Detection Methods for CVE-2026-42862
Indicators of Compromise
- Tool update API calls containing workspaceId, createdDate, or updatedDate fields in the request body
- Tool records whose workspaceId value changes unexpectedly between audit snapshots
- Tools appearing in a workspace without a matching creation event in that workspace's logs
- Authenticated API activity from user accounts referencing workspace identifiers outside their assigned tenant
Detection Strategies
- Inspect HTTP request bodies sent to the Flowise tool update endpoint and alert on the presence of server-controlled fields
- Compare current workspaceId values for tool records against historical baselines to identify reassignments
- Correlate API authentication identity with the workspaceId referenced in update operations and flag mismatches
Monitoring Recommendations
- Enable verbose application logging on Flowise API endpoints, capturing full request payloads for tool resources
- Forward Flowise application and reverse proxy logs to a central log platform for cross-tenant anomaly analysis
- Alert on bulk tool update activity originating from a single authenticated session within a short window
How to Mitigate CVE-2026-42862
Immediate Actions Required
- Upgrade FlowiseAI Flowise to version 3.1.2 or later, which contains the official fix
- Audit existing tool records and verify that each workspaceId matches the intended owning tenant
- Rotate API tokens and review authenticated user accounts in multi-workspace deployments for suspicious activity
Patch Information
FlowiseAI released the fix in Flowise 3.1.2. The patch adds server-side validation and authorization checks on the tool update endpoint, preventing modification of workspaceId, createdDate, and updatedDate by clients.
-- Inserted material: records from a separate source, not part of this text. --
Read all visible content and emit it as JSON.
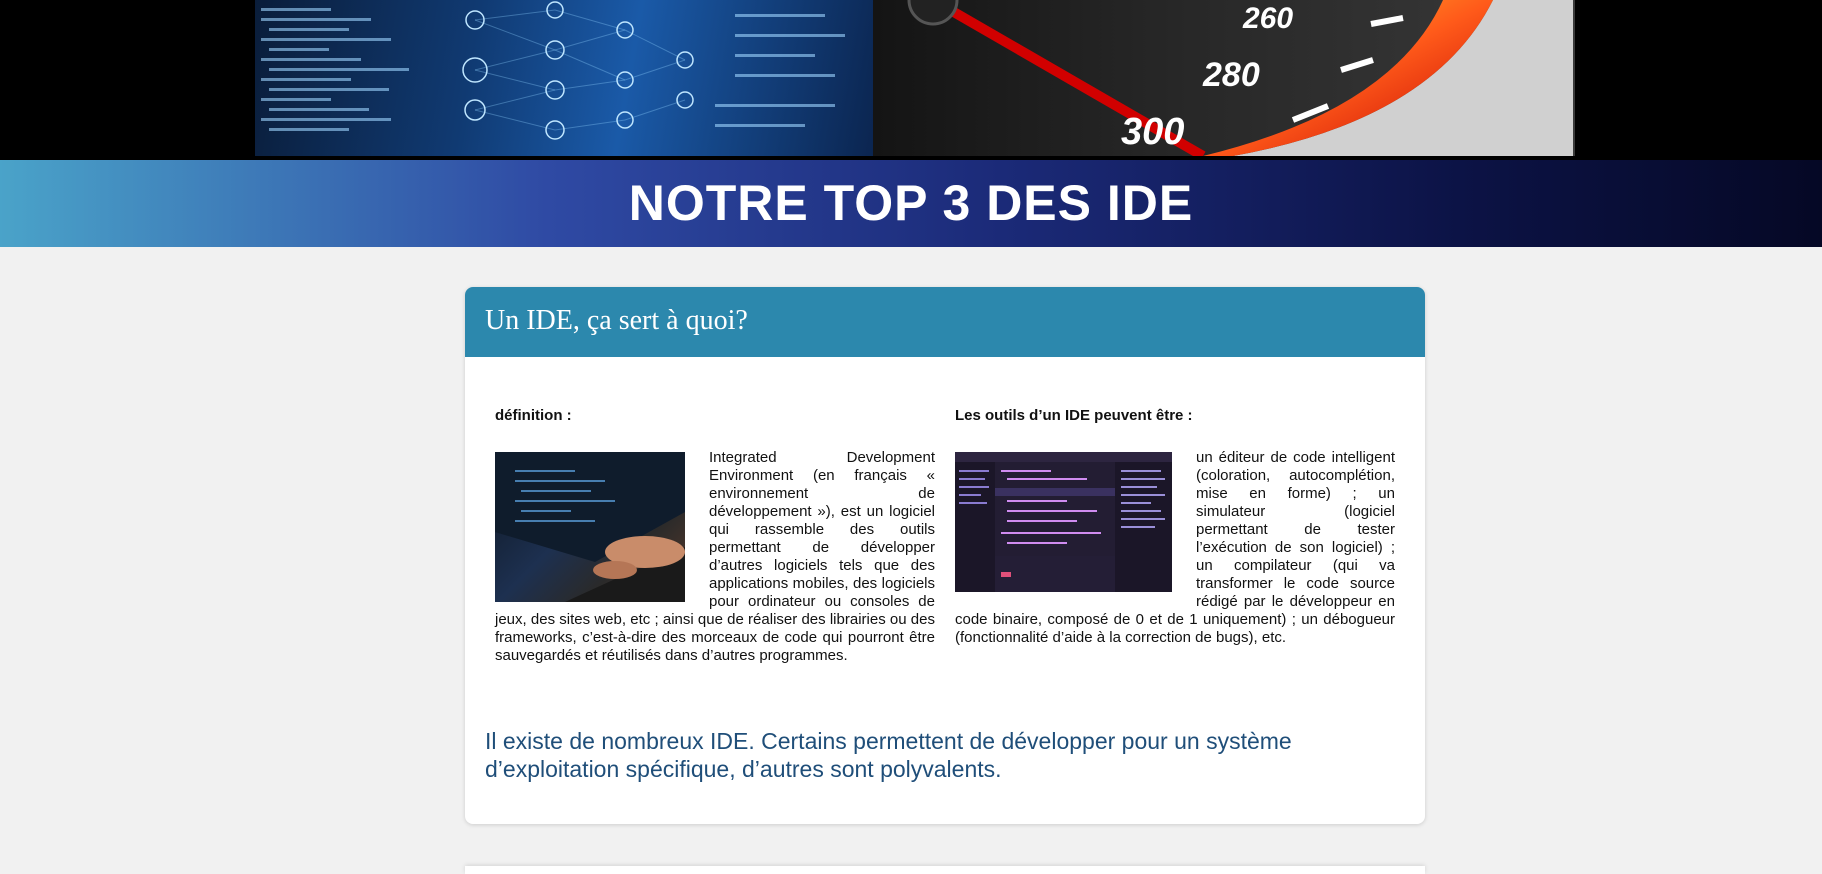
{
  "banner": {
    "speedometer_labels": [
      "260",
      "280",
      "300"
    ]
  },
  "header": {
    "title": "NOTRE TOP 3 DES IDE"
  },
  "card": {
    "title": "Un IDE, ça sert à quoi?",
    "left": {
      "heading": "définition :",
      "text": "Integrated Development Environment (en français « environnement de développement »), est un logiciel qui rassemble des outils permettant de développer d’autres logiciels tels que des applications mobiles, des logiciels pour ordinateur ou consoles de jeux, des sites web, etc ; ainsi que de réaliser des librairies ou des frameworks, c’est-à-dire des morceaux de code qui pourront être sauvegardés et réutilisés dans d’autres programmes.",
      "image_icon": "laptop-photo"
    },
    "right": {
      "heading": "Les outils d’un IDE peuvent être :",
      "text": "un éditeur de code intelligent (coloration, autocomplétion, mise en forme) ; un simulateur (logiciel permettant de tester l’exécution de son logiciel) ; un compilateur (qui va transformer le code source rédigé par le développeur en code binaire, composé de 0 et de 1 uniquement) ; un débogueur (fonctionnalité d’aide à la correction de bugs), etc.",
      "image_icon": "code-editor-screenshot"
    },
    "note": "Il existe de nombreux IDE. Certains permettent de développer pour un système d’exploitation spécifique, d’autres sont polyvalents."
  },
  "colors": {
    "card_header": "#2c88ad",
    "note_text": "#1f4e79",
    "page_background": "#f1f1f1"
  }
}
Operators should upgrade as the primary remediation. Full details are documented in the Flowise security advisory GHSA-x5v6-pj28-cwwm.
Workarounds
- Restrict access to the Flowise tool update endpoint at the reverse proxy or API gateway until the upgrade is applied
- Limit authenticated user accounts to single-workspace deployments where cross-tenant isolation is not required
- Implement a request-body filter in front of Flowise that strips workspaceId, createdDate, and updatedDate fields from update requests
# Configuration example: upgrade Flowise to the patched release
npm install -g flowise@3.1.2
# or, for Docker deployments
docker pull flowiseai/flowise:3.1.2
docker stop flowise && docker rm flowise
docker run -d --name flowise -p 3000:3000 flowiseai/flowise:3.1.2
Disclaimer: This content was generated using AI. While we strive for accuracy, please verify critical information with official sources.